Beyond Imitation: Learning Safe End-to-End Autonomous Driving from Hard Negatives
For autonomous driving researchers, this work improves safety in end-to-end driving by learning from both successful and failed demonstrations, addressing a fundamental limitation of imitation learning.
BeyondDrive addresses the objective mismatch in imitation learning for autonomous driving where spatially similar trajectories can have different safety outcomes. It achieves 89.7 PDMS on the NAVSIMv1 benchmark, outperforming prior SOTA, and generalizes across architectures with zero-shot transfer to HUGSIM.

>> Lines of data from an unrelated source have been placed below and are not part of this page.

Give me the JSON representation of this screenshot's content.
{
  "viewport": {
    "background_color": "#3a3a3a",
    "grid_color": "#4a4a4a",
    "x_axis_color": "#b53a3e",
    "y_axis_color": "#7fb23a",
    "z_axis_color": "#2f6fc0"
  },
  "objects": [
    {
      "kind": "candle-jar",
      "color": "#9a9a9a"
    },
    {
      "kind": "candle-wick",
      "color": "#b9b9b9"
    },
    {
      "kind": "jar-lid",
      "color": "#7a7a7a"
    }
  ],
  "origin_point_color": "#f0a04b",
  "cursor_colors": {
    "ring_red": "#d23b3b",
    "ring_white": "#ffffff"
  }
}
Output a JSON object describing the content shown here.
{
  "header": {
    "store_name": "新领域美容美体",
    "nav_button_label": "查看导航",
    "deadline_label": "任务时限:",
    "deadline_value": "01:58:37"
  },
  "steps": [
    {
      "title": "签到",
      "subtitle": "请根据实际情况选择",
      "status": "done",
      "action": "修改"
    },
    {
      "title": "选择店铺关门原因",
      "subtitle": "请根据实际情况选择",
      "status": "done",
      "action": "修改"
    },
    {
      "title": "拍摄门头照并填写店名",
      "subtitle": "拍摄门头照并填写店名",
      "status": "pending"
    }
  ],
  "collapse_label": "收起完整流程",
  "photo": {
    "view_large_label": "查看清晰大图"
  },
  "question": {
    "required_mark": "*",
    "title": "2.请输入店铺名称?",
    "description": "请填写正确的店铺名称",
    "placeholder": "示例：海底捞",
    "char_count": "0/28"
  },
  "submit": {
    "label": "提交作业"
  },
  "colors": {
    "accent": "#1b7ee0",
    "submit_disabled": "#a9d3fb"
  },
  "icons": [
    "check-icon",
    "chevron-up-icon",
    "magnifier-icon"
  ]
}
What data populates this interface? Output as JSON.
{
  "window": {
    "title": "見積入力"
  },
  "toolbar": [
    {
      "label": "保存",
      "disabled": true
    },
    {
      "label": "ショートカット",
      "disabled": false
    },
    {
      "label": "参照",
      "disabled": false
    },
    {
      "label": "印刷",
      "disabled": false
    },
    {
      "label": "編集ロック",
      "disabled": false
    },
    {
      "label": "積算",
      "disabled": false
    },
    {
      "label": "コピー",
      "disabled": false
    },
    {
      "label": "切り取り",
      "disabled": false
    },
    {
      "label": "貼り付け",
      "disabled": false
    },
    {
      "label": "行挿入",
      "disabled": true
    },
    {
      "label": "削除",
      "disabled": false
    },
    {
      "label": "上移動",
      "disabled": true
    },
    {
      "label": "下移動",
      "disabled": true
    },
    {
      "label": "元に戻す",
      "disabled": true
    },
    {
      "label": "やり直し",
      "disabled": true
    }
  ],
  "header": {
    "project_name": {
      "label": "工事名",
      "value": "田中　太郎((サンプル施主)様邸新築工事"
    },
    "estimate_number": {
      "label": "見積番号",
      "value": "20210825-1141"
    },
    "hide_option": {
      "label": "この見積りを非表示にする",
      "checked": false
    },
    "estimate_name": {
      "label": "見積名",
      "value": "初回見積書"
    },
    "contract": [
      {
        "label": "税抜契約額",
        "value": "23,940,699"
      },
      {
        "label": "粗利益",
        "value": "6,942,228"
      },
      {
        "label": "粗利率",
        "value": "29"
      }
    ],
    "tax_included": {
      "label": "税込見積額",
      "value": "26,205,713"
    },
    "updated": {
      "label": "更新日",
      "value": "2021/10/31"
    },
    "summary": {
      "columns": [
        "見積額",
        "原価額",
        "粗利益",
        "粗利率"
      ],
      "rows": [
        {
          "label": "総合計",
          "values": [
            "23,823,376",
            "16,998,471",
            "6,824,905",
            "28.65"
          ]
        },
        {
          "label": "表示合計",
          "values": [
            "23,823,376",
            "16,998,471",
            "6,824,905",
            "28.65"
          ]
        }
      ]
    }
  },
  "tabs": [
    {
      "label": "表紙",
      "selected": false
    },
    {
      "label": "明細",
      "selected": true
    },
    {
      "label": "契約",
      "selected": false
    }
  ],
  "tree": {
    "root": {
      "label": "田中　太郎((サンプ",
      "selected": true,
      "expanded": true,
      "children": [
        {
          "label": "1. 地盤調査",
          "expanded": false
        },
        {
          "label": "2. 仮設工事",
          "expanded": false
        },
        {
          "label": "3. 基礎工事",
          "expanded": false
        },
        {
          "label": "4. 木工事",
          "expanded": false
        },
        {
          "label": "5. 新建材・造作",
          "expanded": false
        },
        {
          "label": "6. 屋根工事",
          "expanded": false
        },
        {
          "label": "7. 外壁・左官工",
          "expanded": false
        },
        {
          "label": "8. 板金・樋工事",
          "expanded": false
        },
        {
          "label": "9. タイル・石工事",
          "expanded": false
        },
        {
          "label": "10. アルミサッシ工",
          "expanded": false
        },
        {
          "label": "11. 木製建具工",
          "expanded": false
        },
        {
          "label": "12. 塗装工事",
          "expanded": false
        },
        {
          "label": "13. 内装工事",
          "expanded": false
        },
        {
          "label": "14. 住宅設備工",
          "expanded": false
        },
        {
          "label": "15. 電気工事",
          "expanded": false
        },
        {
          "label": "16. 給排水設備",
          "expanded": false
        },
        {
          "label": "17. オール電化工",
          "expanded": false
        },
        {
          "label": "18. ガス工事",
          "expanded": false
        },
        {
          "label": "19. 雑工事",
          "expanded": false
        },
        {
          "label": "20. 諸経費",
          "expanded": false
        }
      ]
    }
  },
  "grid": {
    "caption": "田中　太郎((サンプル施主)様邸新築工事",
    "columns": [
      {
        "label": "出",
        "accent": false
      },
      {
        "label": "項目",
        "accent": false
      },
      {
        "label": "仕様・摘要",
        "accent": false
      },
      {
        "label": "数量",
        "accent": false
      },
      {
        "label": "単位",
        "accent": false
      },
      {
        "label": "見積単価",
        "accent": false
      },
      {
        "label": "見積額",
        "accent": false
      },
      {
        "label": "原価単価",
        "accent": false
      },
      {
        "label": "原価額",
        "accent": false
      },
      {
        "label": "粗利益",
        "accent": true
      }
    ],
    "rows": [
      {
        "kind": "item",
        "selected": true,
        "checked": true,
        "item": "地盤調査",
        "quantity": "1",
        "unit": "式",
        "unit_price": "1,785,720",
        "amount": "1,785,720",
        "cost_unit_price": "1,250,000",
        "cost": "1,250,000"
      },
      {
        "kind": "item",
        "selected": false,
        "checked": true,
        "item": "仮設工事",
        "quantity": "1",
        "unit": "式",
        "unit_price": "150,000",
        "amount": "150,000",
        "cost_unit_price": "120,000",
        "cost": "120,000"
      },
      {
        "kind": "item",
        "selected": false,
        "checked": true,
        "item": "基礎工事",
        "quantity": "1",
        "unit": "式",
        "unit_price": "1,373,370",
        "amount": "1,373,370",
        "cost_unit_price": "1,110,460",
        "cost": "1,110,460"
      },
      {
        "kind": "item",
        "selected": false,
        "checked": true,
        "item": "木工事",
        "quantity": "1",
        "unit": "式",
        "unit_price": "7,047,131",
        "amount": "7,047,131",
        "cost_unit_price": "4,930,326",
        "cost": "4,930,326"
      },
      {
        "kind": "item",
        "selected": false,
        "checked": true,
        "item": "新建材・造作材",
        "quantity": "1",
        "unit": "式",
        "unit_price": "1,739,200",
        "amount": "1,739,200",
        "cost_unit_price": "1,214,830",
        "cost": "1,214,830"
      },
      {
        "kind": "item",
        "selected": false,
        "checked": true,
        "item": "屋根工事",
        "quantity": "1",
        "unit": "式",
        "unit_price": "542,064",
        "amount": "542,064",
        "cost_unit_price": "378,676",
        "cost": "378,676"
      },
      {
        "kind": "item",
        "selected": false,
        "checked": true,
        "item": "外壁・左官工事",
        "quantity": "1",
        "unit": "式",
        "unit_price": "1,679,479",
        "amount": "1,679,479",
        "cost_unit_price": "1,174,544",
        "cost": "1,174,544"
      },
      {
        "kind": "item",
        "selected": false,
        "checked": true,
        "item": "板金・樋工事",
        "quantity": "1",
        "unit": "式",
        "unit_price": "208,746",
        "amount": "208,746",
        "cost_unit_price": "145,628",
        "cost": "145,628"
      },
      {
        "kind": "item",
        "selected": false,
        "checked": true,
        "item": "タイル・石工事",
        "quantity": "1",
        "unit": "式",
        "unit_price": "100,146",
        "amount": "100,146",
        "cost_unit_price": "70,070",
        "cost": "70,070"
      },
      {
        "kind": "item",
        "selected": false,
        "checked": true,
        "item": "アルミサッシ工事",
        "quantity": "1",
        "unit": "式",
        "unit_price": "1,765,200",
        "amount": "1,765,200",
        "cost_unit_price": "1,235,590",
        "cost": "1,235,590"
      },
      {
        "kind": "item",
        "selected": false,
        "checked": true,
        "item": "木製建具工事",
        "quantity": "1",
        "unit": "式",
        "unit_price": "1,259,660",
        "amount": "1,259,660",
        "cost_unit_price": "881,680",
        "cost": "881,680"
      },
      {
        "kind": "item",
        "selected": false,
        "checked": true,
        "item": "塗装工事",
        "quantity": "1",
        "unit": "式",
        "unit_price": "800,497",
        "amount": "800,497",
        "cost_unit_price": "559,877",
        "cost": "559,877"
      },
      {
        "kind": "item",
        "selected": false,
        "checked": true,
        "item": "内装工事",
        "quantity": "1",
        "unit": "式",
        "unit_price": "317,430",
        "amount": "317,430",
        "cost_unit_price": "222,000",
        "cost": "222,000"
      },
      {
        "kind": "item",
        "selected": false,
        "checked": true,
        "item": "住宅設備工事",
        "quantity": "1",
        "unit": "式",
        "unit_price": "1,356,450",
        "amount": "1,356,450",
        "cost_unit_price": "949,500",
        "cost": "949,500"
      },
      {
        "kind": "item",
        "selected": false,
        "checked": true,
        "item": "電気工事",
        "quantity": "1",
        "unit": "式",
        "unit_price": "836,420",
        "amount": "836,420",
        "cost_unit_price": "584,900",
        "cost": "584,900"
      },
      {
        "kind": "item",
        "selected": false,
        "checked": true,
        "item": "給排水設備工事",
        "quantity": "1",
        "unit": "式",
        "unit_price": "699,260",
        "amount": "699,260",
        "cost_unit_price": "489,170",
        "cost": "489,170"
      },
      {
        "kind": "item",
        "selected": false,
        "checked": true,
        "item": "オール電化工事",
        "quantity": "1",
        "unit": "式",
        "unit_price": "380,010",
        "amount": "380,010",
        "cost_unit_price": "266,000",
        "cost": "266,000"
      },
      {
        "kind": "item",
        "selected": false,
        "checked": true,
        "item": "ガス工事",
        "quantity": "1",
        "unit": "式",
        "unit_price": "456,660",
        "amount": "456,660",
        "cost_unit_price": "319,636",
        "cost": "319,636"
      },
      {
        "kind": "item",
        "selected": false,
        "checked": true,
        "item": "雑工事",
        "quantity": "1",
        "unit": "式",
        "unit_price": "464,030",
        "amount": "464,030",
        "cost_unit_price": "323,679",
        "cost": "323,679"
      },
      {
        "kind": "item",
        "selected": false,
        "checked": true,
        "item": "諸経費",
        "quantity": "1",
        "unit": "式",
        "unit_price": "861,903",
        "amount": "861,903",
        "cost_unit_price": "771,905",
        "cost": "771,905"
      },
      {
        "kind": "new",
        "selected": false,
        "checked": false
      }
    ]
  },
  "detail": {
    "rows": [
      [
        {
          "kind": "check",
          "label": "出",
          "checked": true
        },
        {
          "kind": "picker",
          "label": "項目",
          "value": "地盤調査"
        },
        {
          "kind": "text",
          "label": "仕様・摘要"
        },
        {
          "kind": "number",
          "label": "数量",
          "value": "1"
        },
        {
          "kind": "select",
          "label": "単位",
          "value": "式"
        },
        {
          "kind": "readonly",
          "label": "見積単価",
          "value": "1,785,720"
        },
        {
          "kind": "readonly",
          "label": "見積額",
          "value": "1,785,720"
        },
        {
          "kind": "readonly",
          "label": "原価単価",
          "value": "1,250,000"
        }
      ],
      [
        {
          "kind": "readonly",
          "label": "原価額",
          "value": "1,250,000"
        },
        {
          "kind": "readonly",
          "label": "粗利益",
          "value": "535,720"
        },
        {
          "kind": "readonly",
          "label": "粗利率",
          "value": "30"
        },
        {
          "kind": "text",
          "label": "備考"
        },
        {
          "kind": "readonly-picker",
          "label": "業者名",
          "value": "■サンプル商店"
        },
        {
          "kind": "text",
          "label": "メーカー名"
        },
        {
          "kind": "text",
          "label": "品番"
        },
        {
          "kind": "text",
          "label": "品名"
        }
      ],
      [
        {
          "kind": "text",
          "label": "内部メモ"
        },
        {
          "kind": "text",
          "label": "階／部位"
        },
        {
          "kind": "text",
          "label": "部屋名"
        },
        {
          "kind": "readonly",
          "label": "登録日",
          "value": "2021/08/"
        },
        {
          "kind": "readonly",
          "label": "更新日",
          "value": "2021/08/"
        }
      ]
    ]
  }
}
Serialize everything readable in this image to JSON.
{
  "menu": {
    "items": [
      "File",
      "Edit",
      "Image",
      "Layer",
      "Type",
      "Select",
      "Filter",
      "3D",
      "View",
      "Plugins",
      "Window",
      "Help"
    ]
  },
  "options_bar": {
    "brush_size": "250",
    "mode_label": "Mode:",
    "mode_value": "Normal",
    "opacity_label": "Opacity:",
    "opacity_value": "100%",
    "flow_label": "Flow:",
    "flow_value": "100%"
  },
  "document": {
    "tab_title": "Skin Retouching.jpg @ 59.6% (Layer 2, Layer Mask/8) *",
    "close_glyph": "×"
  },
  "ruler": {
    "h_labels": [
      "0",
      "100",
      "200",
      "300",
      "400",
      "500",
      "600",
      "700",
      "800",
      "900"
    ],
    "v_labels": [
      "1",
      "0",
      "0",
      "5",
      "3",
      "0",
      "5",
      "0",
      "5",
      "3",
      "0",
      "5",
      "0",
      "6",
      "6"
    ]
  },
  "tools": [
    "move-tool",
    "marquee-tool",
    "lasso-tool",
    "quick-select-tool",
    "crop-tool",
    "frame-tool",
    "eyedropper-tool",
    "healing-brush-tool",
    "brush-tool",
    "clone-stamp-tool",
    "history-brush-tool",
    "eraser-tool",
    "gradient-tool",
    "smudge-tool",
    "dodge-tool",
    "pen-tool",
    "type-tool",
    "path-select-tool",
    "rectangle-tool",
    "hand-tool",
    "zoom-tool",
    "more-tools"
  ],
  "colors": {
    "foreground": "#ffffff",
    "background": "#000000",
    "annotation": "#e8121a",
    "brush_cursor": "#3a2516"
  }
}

Existing imitation learning methods for end-to-end autonomous driving predominantly learn from successful demonstrations by minimizing geometric deviations from expert trajectories. This paradigm implicitly assumes that spatial proximity implies behavioral safety, leading to a critical objective mismatch: trajectories with nearly identical imitation losses may exhibit drastically different safety outcomes, where one remains recoverable while the other results in collision. To address this limitation, we propose BeyondDrive, a failure-aware imitation learning framework that jointly learns from successful and failed driving behaviors. First, we introduce a flow matching-based negative trajectory generator that synthesizes safety-critical yet expert-proximate trajectories, enabling explicit modeling of safety asymmetry. Second, we develop a diversity-aware sampling strategy that mitigates mode collapse and improves coverage of diverse failure modes during negative trajectory generation. Third, we propose a Repulsive Distance Loss that simultaneously attracts predictions toward expert demonstrations while repelling them from hard negative trajectories, thereby establishing discriminative safety boundaries in trajectory space. Applied to the uni-modal baseline Latent TransFuser, BeyondDrive achieves 89.7 PDMS on the NAVSIMv1 closed-loop benchmark, outperforming prior state-of-the-art methods. Moreover, BeyondDrive generalizes effectively across different autonomous driving architectures, including multi-modal planners, and further demonstrates strong zero-shot transferability on the HUGSIM benchmark.